Une stratégie offensive contre l’écosystème du piratage
Depuis plusieurs années, l’IPTV illégale — ces services qui diffusent chaînes sportives, films et séries sans droits — s’est imposée comme l’une des principales menaces pour les diffuseurs. L’offre pirate est bon marché, facile à installer et souvent disponible via des applications, des navigateurs ou des systèmes d’exploitation grand public.
Canal+ estime que les mesures traditionnelles ne suffisent plus. Bloquer un site ou un serveur n’empêche pas sa réapparition quelques heures plus tard sous une autre adresse. Le groupe cherche donc à s’attaquer à l’infrastructure même qui rend ces services accessibles.
Concrètement, la justice est sollicitée pour contraindre les grandes plateformes à :
empêcher l’indexation ou la mise en avant de services pirates
bloquer certaines applications ou extensions facilitant l’accès aux flux illégaux
limiter la diffusion de liens vers ces contenus
renforcer les mécanismes de retrait rapide
Cette approche vise à assécher la visibilité et l’accessibilité plutôt qu’à poursuivre individuellement chaque site.
Google et Microsoft dans le viseur
Si les fournisseurs d’accès Internet ont déjà été contraints de bloquer certains domaines, les navigateurs et systèmes d’exploitation restent des portes d’entrée majeures vers l’IPTV illégale.
Google, via son moteur de recherche, Android ou son navigateur Chrome, joue un rôle central dans la découverte et l’installation d’applications. Microsoft, de son côté, est concerné par Windows, Edge et certaines plateformes de distribution logicielle.
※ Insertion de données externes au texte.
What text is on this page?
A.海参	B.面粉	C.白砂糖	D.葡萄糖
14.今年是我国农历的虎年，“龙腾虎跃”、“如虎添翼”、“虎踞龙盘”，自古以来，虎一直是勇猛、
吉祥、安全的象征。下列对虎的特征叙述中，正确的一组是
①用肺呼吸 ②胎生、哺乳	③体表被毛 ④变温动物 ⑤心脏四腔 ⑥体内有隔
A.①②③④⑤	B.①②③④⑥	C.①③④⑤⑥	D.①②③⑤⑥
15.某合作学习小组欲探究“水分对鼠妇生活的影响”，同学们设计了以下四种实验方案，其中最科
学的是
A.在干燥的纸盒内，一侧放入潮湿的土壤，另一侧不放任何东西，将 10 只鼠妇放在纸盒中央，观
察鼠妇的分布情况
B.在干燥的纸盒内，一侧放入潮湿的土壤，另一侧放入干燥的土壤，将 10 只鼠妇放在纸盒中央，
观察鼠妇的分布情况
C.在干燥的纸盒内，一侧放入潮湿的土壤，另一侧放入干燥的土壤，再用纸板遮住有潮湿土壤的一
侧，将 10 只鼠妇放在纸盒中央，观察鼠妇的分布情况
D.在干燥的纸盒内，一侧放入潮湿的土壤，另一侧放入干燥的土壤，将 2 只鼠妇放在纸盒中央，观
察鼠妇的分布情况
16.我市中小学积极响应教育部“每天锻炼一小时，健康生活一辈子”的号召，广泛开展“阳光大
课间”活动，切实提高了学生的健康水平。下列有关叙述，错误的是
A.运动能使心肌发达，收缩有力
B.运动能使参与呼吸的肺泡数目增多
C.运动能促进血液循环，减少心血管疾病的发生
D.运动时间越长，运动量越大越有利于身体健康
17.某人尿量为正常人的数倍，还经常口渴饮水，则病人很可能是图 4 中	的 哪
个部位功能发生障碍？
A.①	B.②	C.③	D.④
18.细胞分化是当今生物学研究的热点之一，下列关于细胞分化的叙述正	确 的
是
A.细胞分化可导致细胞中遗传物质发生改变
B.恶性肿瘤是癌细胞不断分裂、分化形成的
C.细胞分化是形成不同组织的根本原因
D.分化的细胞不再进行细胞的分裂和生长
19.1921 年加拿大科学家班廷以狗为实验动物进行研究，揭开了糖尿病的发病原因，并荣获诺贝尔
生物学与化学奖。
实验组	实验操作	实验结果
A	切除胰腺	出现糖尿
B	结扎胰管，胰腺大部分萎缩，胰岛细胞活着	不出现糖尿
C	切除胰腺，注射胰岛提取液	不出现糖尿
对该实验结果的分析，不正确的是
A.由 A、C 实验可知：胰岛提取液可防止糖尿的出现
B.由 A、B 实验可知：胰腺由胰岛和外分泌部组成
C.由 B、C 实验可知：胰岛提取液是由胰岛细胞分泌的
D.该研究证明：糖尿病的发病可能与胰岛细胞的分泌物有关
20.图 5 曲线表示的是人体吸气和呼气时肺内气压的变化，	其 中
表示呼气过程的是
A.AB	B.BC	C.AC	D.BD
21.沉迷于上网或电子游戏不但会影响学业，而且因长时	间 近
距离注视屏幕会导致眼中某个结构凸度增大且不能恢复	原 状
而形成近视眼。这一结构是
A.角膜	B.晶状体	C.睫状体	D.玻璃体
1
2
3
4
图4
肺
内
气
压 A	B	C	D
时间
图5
En s’adressant à ces entreprises, Canal+ cherche à responsabiliser les intermédiaires technologiques, considérés comme incontournables dans la chaîne d’accès aux contenus.
Une bataille juridique aux enjeux colossaux
Le conflit dépasse largement le seul cadre français. L’IPTV pirate représente des pertes financières massives pour les détenteurs de droits, en particulier dans le sport — un secteur où Canal+ investit des milliards d’euros pour acquérir des compétitions majeures.
Pour les plateformes visées, l’enjeu est tout aussi important. Une décision de justice favorable pourrait créer un précédent :
obligation de filtrage renforcé
surveillance accrue des contenus et applications
responsabilité élargie des intermédiaires numériques
risques pour la neutralité du Net
Les entreprises technologiques redoutent d’être transformées en arbitres permanents du contenu en ligne.
Vers un durcissement global contre le piratage
Cette offensive judiciaire s’inscrit dans une tendance plus large : les ayants droit multiplient les actions coordonnées pour lutter contre la diffusion illégale. Après les sites, les hébergeurs, les fournisseurs d’accès et même certains VPN, ce sont désormais les géants du numérique qui sont appelés à intervenir.
Pour les utilisateurs, cela pourrait se traduire par :
davantage de blocages
des applications retirées des boutiques officielles
des liens devenant inaccessibles
une traçabilité accrue
Un tournant dans la lutte anti-IPTV
Si la justice donne raison à Canal+, la lutte contre l’IPTV illégale entrerait dans une nouvelle phase : celle du contrôle des outils plutôt que des contenus eux-mêmes. Une stratégie potentiellement beaucoup plus efficace — mais aussi plus controversée.
Le débat opposera inévitablement protection des droits d’auteur, libertés numériques et responsabilités des grandes plateformes.